Dikala Allison beranjak ke kamarnya, Emilia kembali meraih gagang telepon dan menghubungi Harry. Ia tak bisa berhenti menggigit bibirnya saat nada tunggu terdengar. Waktu terasa begitu lambat saat ia menunggu.

Akhirnya ia tersambung. Emilia menyapa cepat namun Harry tak menjawab. Alih-alih sebuah jawaban, Emilia malah mendengar suara ketikan keyboard. Emilia memanggil Harry berkali-kali tetapi tetap saja tak ada yang menjawab. Kemungkinan terbesar Harry tak menyadari jika ia mengangkat teleponnya.

"Tidak turun, Har?"

Suara asing terdengar di sambungan telepon. Emilia yakin itu adalah suara temannya Harry.

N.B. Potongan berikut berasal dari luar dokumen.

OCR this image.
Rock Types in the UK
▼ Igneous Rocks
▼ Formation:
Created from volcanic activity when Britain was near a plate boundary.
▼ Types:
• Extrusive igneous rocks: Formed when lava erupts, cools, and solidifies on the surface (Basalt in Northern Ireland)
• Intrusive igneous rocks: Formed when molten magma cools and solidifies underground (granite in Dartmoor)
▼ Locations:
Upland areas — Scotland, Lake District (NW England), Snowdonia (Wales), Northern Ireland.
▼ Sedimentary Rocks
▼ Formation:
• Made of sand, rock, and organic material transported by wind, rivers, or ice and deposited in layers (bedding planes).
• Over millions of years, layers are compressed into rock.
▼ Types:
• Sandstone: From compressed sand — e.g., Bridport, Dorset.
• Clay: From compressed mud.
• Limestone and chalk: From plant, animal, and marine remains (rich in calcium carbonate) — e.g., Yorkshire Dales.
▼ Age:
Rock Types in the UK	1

"Sebentar lagi," napas Emilia tertahan. Bagaimana suaminya bisa begitu bodoh!? Menetap di tempat kerjanya sementara beberapa lantai di atasnya terhantam pesawat. Rasanya Emilia ingin mengutuk dan memerintahkan Harry untuk segera turun. "Kalian mau turun sekarang?"

"Yeah, tentu saja. Bahkan bos sudah turun."

Sejenak terdengar keheningan. "Aku akan menyusul. Kalian duluan saja."

"Cepat turun, oke? Bahaya jika terlalu lama di sini. Kita duluan."

"Bodoh! Cepat turun!" desis Emilia kesal.

Tidak berselang lama terdengar suara goresan pena dan dehaman Harry yang khas. "Ehm-- habis menonton lomba Mile. Kerja lagi. Pulang jam tujuh dan makan malam bersama Em di Toloache. Eh, jangan-jangan. Jangan di sana, dia bosan dengan makanan Meksiko. Bagaimana kalau-- La Masseria? ya kurasa di sana saja."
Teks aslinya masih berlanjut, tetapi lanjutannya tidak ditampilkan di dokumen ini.